Where: Bonner Universitätsforum, Heussallee 18-24, 53113 Bonn or Online via Zoom

 

Please register via email to: events@dependency.uni-bonn.de

 

Abstract: As scholars, rarely do we try to read objects as we read books--to comprehend the people and the times that created these objects or 'belongings.' However, the study of dress objects as material culture seeks to change this by exposing material evidence to historical analysis. Material culture is the study of artifacts and physical objects to understand the beliefs, values, ideas, attitudes and assumptions of a particular community or society at a given time (i). It is not my intent to establish the primary importance of dress as opposed to documents, but to demonstrate how dress is parallel to written archival materials and is a source for historical analysis. As Henry Glassie has appropriately stated, "For too long historians have left out vast realms of experience that do not fit into words at all, that can only be shaped into artifacts" (ii). 

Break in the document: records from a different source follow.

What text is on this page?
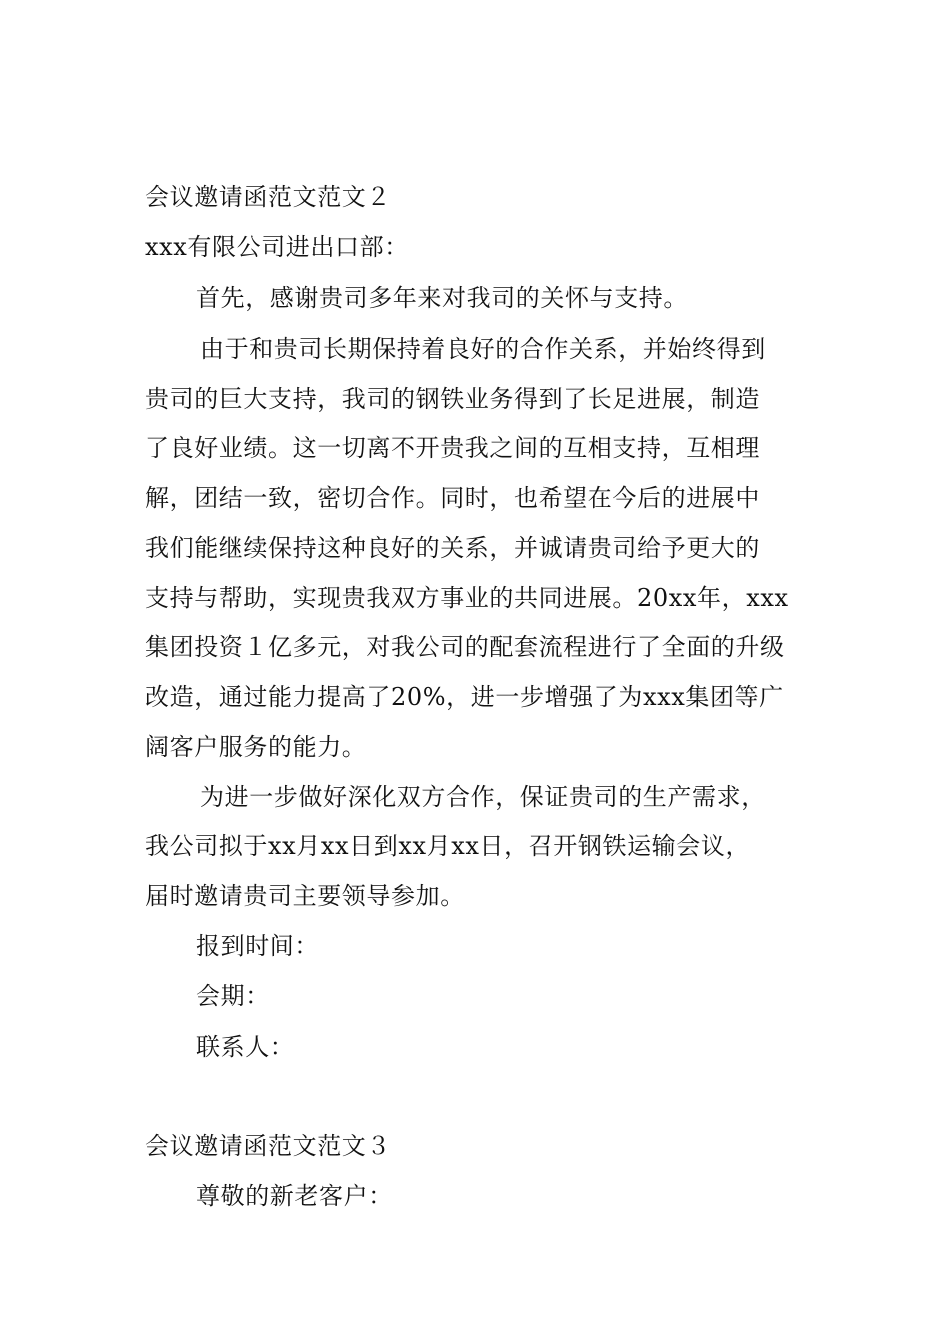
会议邀请函范文范文２
xxx有限公司进出口部：
首先，感谢贵司多年来对我司的关怀与支持。
由于和贵司长期保持着良好的合作关系，并始终得到
贵司的巨大支持，我司的钢铁业务得到了长足进展，制造
了良好业绩。这一切离不开贵我之间的互相支持，互相理
解，团结一致，密切合作。同时，也希望在今后的进展中
我们能继续保持这种良好的关系，并诚请贵司给予更大的
支持与帮助，实现贵我双方事业的共同进展。20xx年，xxx
集团投资１亿多元，对我公司的配套流程进行了全面的升级
改造，通过能力提高了20%，进一步增强了为xxx集团等广
阔客户服务的能力。
为进一步做好深化双方合作，保证贵司的生产需求，
我公司拟于xx月xx日到xx月xx日，召开钢铁运输会议，
届时邀请贵司主要领导参加。
报到时间：
会期：
联系人：
会议邀请函范文范文３
尊敬的新老客户：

Material culture is especially important for studying those individuals who left no written records. The lapse in documentary evidence in archival institutions and the absence of slave testimony across some areas of the Caribbean requires new and innovative methods of research to access the lives and lived experiences of enslaved and colonized people in the region. I argue more scholars need to venture into materials outside of the environment of the state archive and public library, to look at alternative sources like dress as an important source for historical knowledge and enquiry. Dress is a visual language, a form of archive that embodies histories, memory and orality and provides a window into the past as written archival documents do. The study of dress helps us to comprehend the role and uses of dress in shaping the experiences, escape process and representation of enslaved people of the Caribbean. The clothed body can tell a much larger story about African diasporic identity, sartorial style, and the representation of blackness.

(i) Mary Ellen Roach-Higgins, Joanne Eicher, and Kim Johnson eds., Dress and Identity. (New York: Fairchild, 1995), pp. 5–6.
(ii) Steven Lubar and W. David Kingery eds., History from Things. (Washington: Smithsonian Institution Press, 1993), pp. 1–17.